When there’s too much liquid in a tank any small movement over time adds up to water sloshing out of the tank. When there’s too much liquidity in the market there are bubbles everywhere forming and popping, just like the water in the tank. Overall the energy in the system is higher effectively driving prices even higher.

Is it inflation? Maybe. Technically not hyperinflation but some inflation. Is it a mirage and just a higher energy state? Also possible. Will the market correct? Almost certainly when the Fed changes its a policy or some drastic trigger we haven’t yet anticipated (In the commodities market or otherwise). Timing this is most certainly suicide. I don’t have a crystal ball. This could be the new norm and the correction might only be 10–20% rather than the predicted 80–90%. Inflation will rear its ugly head somewhere, but at least now you know.

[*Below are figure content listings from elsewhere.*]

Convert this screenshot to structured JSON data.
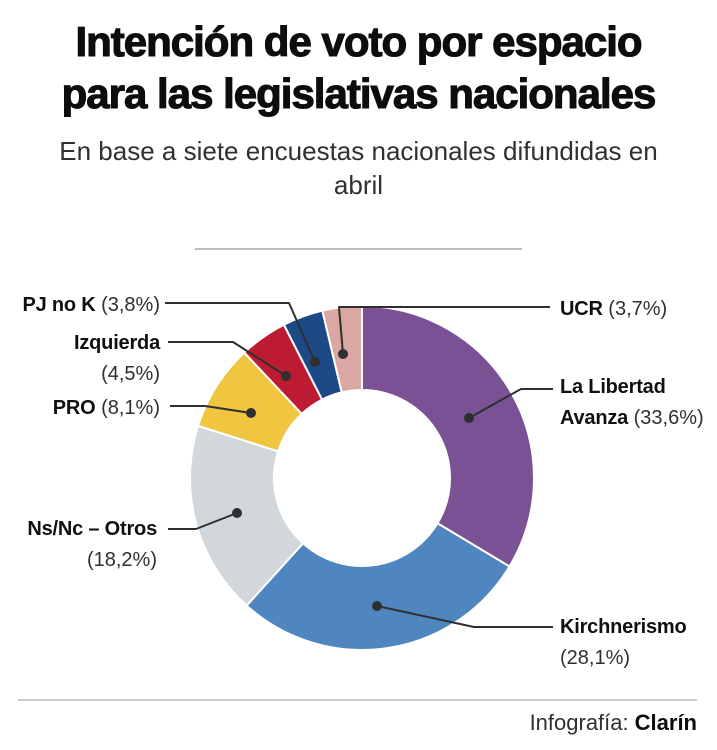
{
  "title": {
    "lines": [
      "Intención de voto por espacio",
      "para las legislativas nacionales"
    ]
  },
  "subtitle": {
    "lines": [
      "En base a siete encuestas nacionales difundidas en",
      "abril"
    ]
  },
  "footer": {
    "credit_label": "Infografía:",
    "credit_name": "Clarín"
  },
  "colors": {
    "leader_line": "#2f2f2f",
    "slice_border": "#ffffff",
    "title_text": "#0d0d0d"
  },
  "chart_data": {
    "type": "pie",
    "variant": "donut",
    "unit": "%",
    "direction": "clockwise",
    "start_angle_deg": 0,
    "total": 100.0,
    "segments": [
      {
        "label": "La Libertad Avanza",
        "value": 33.6,
        "value_display": "(33,6%)",
        "color": "#7a5195"
      },
      {
        "label": "Kirchnerismo",
        "value": 28.1,
        "value_display": "(28,1%)",
        "color": "#4f86c0"
      },
      {
        "label": "Ns/Nc – Otros",
        "value": 18.2,
        "value_display": "(18,2%)",
        "color": "#d2d7db"
      },
      {
        "label": "PRO",
        "value": 8.1,
        "value_display": "(8,1%)",
        "color": "#f0c53f"
      },
      {
        "label": "Izquierda",
        "value": 4.5,
        "value_display": "(4,5%)",
        "color": "#bd1b32"
      },
      {
        "label": "PJ no K",
        "value": 3.8,
        "value_display": "(3,8%)",
        "color": "#1d4a86"
      },
      {
        "label": "UCR",
        "value": 3.7,
        "value_display": "(3,7%)",
        "color": "#dba7a3"
      }
    ]
  }
}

Jerome, only you can stop this madness. You’re running around trying to keep the tent afloat by pumping in the air, there are no supports. How long do you think you can keep this up? And if you do decide to change your mind give us a warning. I need to know when to pull-out. I don’t wanna get stuck bag holding.

Until then for the rest of us, YOLO and Diamond Hands cause that’s how we roll. Peace.